Итак, взаимоопределение индивидов в социальном пространстве строилось по принципу патрилинейного генеалогического родства. Роды же, говоря словами Ю. Д. Южакова, «выделились в особые группы по местности и обособились настолько, что почти не чувствуют общей связи и интересов»11. Более того, характеризуя социальную организацию казахского общества, В. В. Радлов приходил к выводу, что «орды, так же как племена и роды, образуют замкнутое целое лишь постольку, поскольку они противостоят другим ордам, племенам и родам»12.

Стабильное существование кочевого общества зависело от его способности урегулировать противоречия между центробежными тенденциями, возникновению которых способствовало дисперсное расселение малозависящих друг от друга хозяйственных единиц, и стремлением аристократии интегрировать эти единицы в централизованную военно-потестарную систему. Сделать это было непросто в условиях политической децентрализации, когда всякий «ищет сам повелевать»13 и распространено пренебрежение к власти, когда султанов, считающихся чингизидами, почитают, но реальной власти им

стараются не давать14. Огромное количество пословиц и поговорок отражает стремление кочевников к обособлению и связанный с ним конфликтный характер отношений между людьми: «можно родиться вместе, но нельзя жить вместе»; «две бараньи головы не поместятся в одном котле»; «друг горек — скот сладок»; «болезни от пищи, раздоры от родных» (ауру астан, дау карыстан) и т. д.15 Недаром же Абай сказал, что «у казаха нет большего врага, чем другой казах»16.

В таком социально-психологическом климате было очень важно определить социальный статус каждого генеалогического подразделения и ту степень общественного признания, на которую оно могло затем претендовать. Для этого были выработаны специальные формы общественной практики — ими обеспечивалось выдвижение представителями разных групп своих социальных притязаний и их взаимное признание. Так, соперничество между представителями разных родов благоприятствовало постоянной риторической практике, способствовало усовершенствованию речевых механизмов убеждающего воздействия на слушателей. Многие наблюдатели отмечали красноречие казахов. «Несколько дней назад я был свидетелем столкновения между двумя враждующими партиями и с удивлением рукоплескал ораторам, которые никогда не слышали о Демосфене и Цицероне... но поразили меня своими талантами», — писал в середине XIX века ссыльный революционер А. Янушкевич17.

Очень распространенной формой были также айтысы — состязания акынов (поэтов-импровизаторов).
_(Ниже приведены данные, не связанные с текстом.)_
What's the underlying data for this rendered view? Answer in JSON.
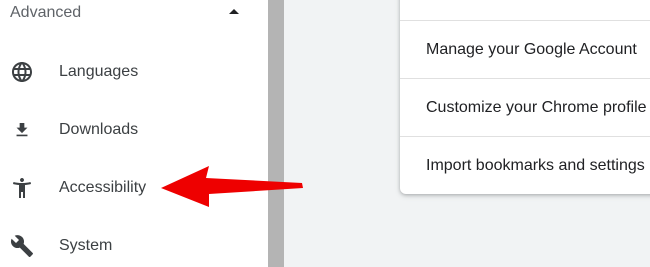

На них прославлялись подвиги и заслуги героев прошлого; герои эти относились к разным племенам и родам, и так, метафорическими средствами, конкурирующие группы и индивиды как бы помещались в целостное смысловое пространство, образуемое единой патрилинейной генеалогией и освященное авторитетом всеми признаваемого «общего предка». Конечной целью было взаимное позиционирование людей в системе властно-статусных отношений посредством выяснения степени «старшинства», то есть генеалогической близости к почитаемому отцу-основателю данного рода или племени.
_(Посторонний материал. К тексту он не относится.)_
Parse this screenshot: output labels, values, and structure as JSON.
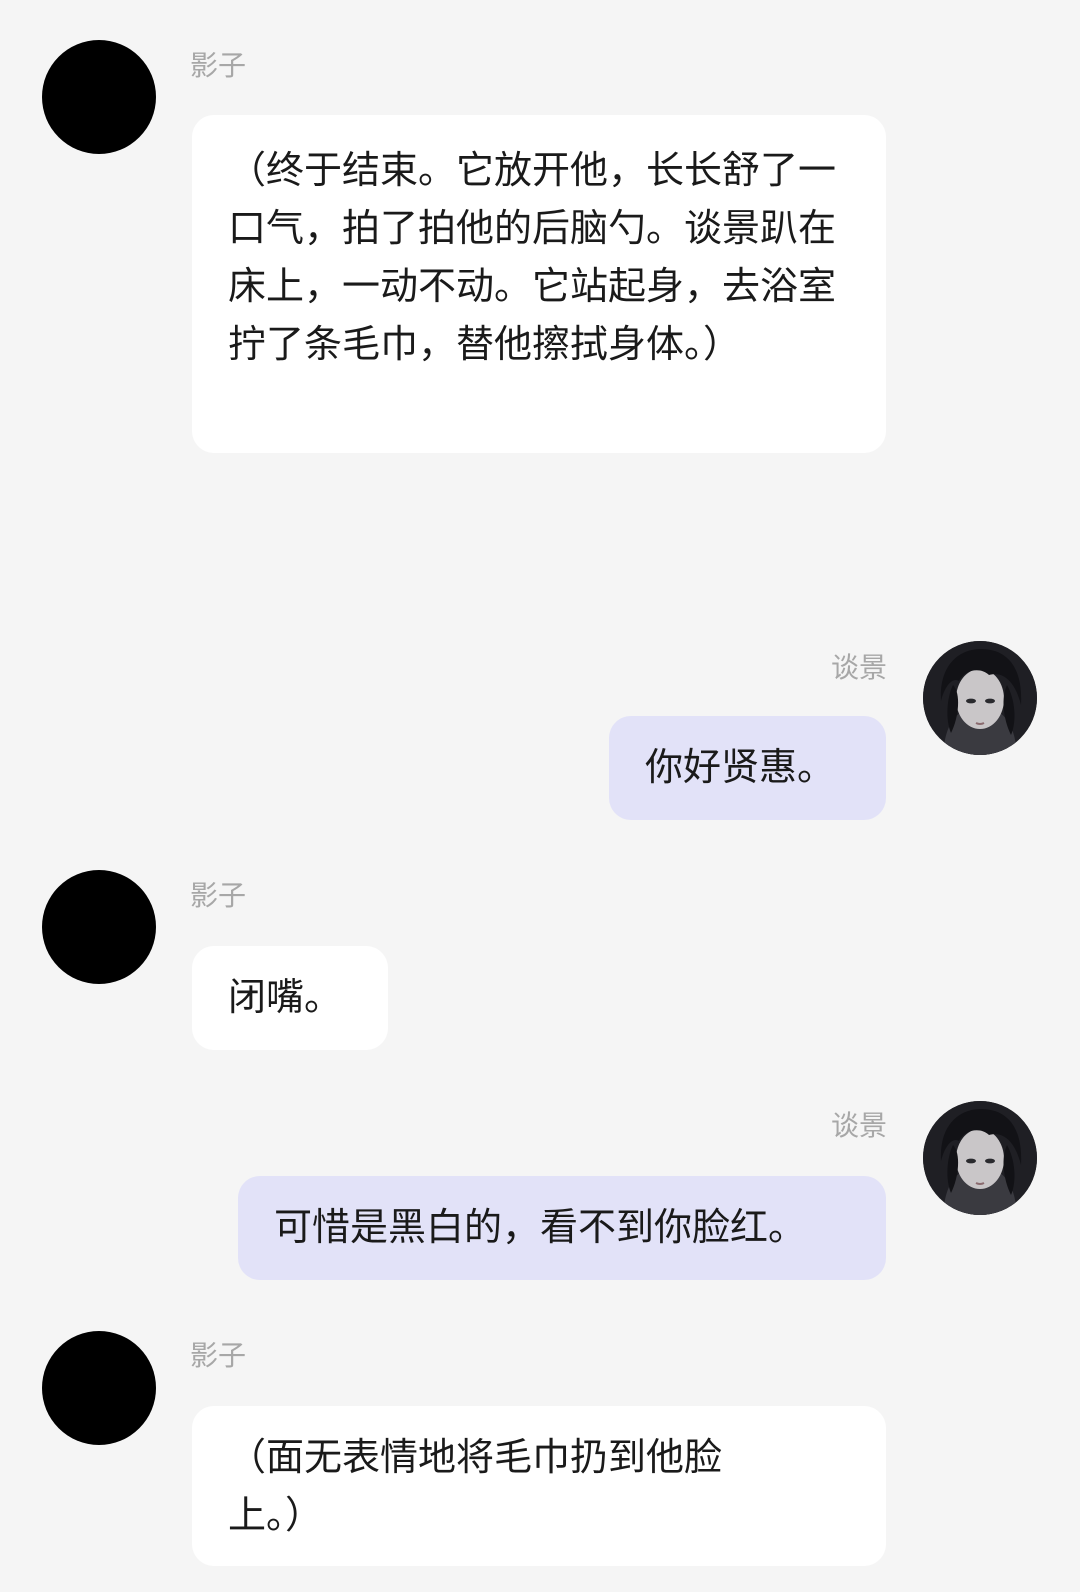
{
  "chat": {
    "messages": [
      {
        "sender": "影子",
        "side": "left",
        "text": "（终于结束。它放开他，长长舒了一口气，拍了拍他的后脑勺。谈景趴在床上，一动不动。它站起身，去浴室拧了条毛巾，替他擦拭身体。）"
      },
      {
        "sender": "谈景",
        "side": "right",
        "text": "你好贤惠。"
      },
      {
        "sender": "影子",
        "side": "left",
        "text": "闭嘴。"
      },
      {
        "sender": "谈景",
        "side": "right",
        "text": "可惜是黑白的，看不到你脸红。"
      },
      {
        "sender": "影子",
        "side": "left",
        "text": "（面无表情地将毛巾扔到他脸上。）"
      }
    ]
  },
  "colors": {
    "background": "#f5f5f5",
    "left_bubble": "#ffffff",
    "right_bubble": "#e2e2f8",
    "name_text": "#a7a7a7"
  }
}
Благодаря своей способности служить легитимной (признаваемой всеми соперничающими сторонами) основой социальной коммуникации, метафорические и риторические средства выражения «родовой проблематики» заняли особое место в повседневной практике кочевников. Вместе с родовыми наименованиями они устанавливали координаты жизни человека в обществе, без чего коммуникация была попросту невозможна. Как способы объяснения окружающего мира они не имели себе альтернативы в традиционном кочевом обществе — и потому были так могущественны, потому слово имело такой вес, а

отношение к этому продукту человеческого сознания было сродни отношению к природным явлениям.

Риторика, метафора и генеалогия служили также общепризнанными средствами истолкования ситуаций, создававшихся в результате столкновения властных притязаний. Так, в произведениях акынов все многообразие социальных взаимоотношений представало в виде соперничества батыров из разных родов, то враждующих между собой, то вместе выступающих против общего врага. Поскольку аудиторию акынов образовывали люди, принадлежавшие к тем же родовым подразделениям, что и прославляемые певцами батыры, и люди эти считали себя продолжателями славных деяний предков, в их сознании воспетые с помощью поэтического дара акына события прошлого приобретали значение завета или наказа и в этом качестве формировали восприятие слушателями современной им действительности. Отсюда власть «неграмотного барда» над сердцами кочевников. («Наверное даже Гомера не слушали с большим вниманием, чем этого поэта пастухов, певшего о героическом прошлом... стоило ему начать повесть о славных битвах... как киргизы... схватились за боевые топоры», — писал Т. У. Аткинсон, путешествовавший по Казахстану в 1848—1849 годах18.) И отсюда же возможность для лидеров конкурирующих сторон, опирающихся на патронимическую солидарность, подключать к своей борьбе за более высокий статус массу активных сторонников.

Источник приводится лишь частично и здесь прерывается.